“The cure for US job woes: More immigrants”

I’ve been baffled by this for the last couple days.

I’m not sure I follow their numbers, but I’ll accept them on faith for the moment. The thing that baffles me is the source: a very conservative think-tank.

Political conservatives have railed against anyone who was different practically since the ink was dry on the Declaration of Independence, if not before. Blacks, Italians, Jews, Chinese, Mexicans, Irish, or most recently, Muslims. When they get bored fearing and hating Muslims, they’ll inevitably find some other “different” group to fear and hate. Just about the only thing uniting all those groups is that they come from Somewhere Else. (The only hated home-grown groups that I know of have been hippies and gays, or when all else fails, the ever-useful generic label of “liberals” — the conservative definition literally being “anyone who doesn’t look, think, and act like us.”)

So when conservatives publicly announce that the US needs more immigrants, despite both their hundreds of years of ideology and rhetoric against the whole concept and the ascendant frothing-at-the-mouth Tea Party movement… well, either we’ve entered some kind of bizarre mirror-universe, or things have gotten so bad that reality is starting to penetrate even the well-protected innermost enclaves of willful ignorance.

Things are bad, but conservative will is strong, so I haven’t decided which it is yet.

8 Comments

  1. The American Enterprise Instutute is economic conservatives, not social conservatives. Part of the confusion inherent in the American political discourse is that we see the two as being the same when they in fact are not at all connected and sometimes oppose each other. (The only consistent economic conservative in the race is Ron Paul, and he’s loads different on these sorts of civil freedom issues, not that I support him – because he’s an extremist.)

  2. Political conservatives are almost always economically conservative as well (except, of course, to putting money in their own pockets and those of their friends, and funding wars — which is often the same thing). My amazement stands.

    • Ron Paul would be a case of someone different than that, he wants to cut the Defence Department (real cuts, not “reductions in increases in spending”) by 15%, but he too is a politician, which isn’t necessarily relevant to this discussion.

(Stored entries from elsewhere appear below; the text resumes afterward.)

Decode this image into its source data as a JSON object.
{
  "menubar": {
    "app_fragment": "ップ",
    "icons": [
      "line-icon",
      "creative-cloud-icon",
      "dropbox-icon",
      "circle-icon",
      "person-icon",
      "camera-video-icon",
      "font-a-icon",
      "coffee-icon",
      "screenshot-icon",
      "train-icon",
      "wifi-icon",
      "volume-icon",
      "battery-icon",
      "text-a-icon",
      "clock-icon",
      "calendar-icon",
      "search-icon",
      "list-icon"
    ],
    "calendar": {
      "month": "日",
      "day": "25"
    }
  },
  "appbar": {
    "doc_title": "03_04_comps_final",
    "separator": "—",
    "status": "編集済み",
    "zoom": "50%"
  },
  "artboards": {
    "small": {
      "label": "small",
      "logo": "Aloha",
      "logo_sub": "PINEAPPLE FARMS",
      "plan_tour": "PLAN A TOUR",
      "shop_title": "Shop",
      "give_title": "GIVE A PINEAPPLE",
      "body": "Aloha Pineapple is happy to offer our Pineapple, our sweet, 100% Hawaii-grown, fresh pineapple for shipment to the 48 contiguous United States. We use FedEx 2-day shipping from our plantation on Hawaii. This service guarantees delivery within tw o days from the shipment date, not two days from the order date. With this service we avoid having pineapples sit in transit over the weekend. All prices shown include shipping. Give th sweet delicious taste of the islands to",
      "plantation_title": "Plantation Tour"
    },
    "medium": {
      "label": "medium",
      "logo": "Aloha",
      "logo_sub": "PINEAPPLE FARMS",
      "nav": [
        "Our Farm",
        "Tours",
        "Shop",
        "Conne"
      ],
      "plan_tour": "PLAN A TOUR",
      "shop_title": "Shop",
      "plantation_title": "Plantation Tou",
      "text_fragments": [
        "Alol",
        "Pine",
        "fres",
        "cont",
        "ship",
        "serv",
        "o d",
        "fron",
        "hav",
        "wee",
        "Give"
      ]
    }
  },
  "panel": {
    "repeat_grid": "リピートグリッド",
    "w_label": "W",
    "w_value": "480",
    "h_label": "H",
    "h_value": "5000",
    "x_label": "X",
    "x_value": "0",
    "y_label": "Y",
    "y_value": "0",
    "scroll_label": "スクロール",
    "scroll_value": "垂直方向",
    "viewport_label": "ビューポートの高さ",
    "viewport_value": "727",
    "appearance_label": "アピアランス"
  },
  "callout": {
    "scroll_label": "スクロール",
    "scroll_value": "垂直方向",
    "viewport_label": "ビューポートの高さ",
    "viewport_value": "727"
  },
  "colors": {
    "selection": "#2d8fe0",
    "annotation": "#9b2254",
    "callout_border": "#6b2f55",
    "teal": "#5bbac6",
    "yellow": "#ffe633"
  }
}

      Political Conservatives is something that is in politics, for winning elections. “Political conservative” is a result of the Richard Nixon “south first” strategy where the Republicans planned (quite successfully, I might add) to take the southern voters from the Democrats, whom they’d voted before almost exclusively, by appealing to their “social conservative” prejudices rather than being merely the party of business as before going back to Lincoln’s recruiting the Whigs to the party. Before Nixon did that, there really wasn’t such a thing in American politics as a Conservative as we know it today. There were Democrats in the South, who were before de-segregation by in large social conservatives but (at least when it came to whites) patronage-oriented liberals (usually rural patronage though). Then there were economically conservative Republicans in the north, who did things like support business and send the army in to Little Rock Arkansas to force de-segregation. 😉 (Note I bring up segregation, a lot of social conservatives have deep roots in the anti-desegregation movement. Jerry Fallwell and Jesse Helms both got their start saying de-segregation was the devil’s work and was a communist plot, respectively.)

      Anyhow, this, the AEI, is a big economic-conservative think tank, they have a long history of being strictly economic conservative, not as much as a Libertarian think-tank such as the Cato Institute, but still economic-conservative. I.E. business interests, not get the blue-color southern vote interests when it doesn’t coincide. though I am amazed to see that Chaney is on their board; who I viewed as more of a typical Republican fear-mongering politician than anything else.

      • To sum it up, both you and the Register are thinking that the only kind of conservative left in America is the strange two headed pro-business-pro-prejudices beast that Nixon brewed to win votes. A few think tanks in Washington though, believe it or not, try to be strictly economically Conservative. (There are a few social conservative think tanks too though, usually they have the word “family” in them.)

        • You’re right, I thought there were only two kinds of conservatives: Republicans, and Republicans pretending to be Democrats. 😉

          • That’s the main drawback of the two-party system, you assume that the two parties represent the two primary points of view. Usually whatever points of view either side of the political system comes up with are much worse than reasonable alternatives. 🙂 Of course, a multiparty system tends to lose a lot of stability compared to a two-party system. Things can degenerate into Fascists or Bolsheviks taking over parliamentary systems. I think we’d benefit, however, from a reasonable third-party alternative.

          • In a two-party system, the two parties represent the only points of view — at least, the only points of view that you can vote for, which means anything else is irrelevant.

            The best proposal I’ve seen is a multi-party system with proportional representation, such that if one candidate gets 20% of the votes (if that’s the minimum needed) and another gets 80%, both are elected, with the 80%-voted candidate getting 80% of a vote on every subject, and the 20% one having 20% of a vote. It means a little more math work for Congressional staffers, but it would eliminate a lot of problems with the views of large minorities (such as, for instance, Intelligent Americans… oh, wait, I did say large minorities) being ignored.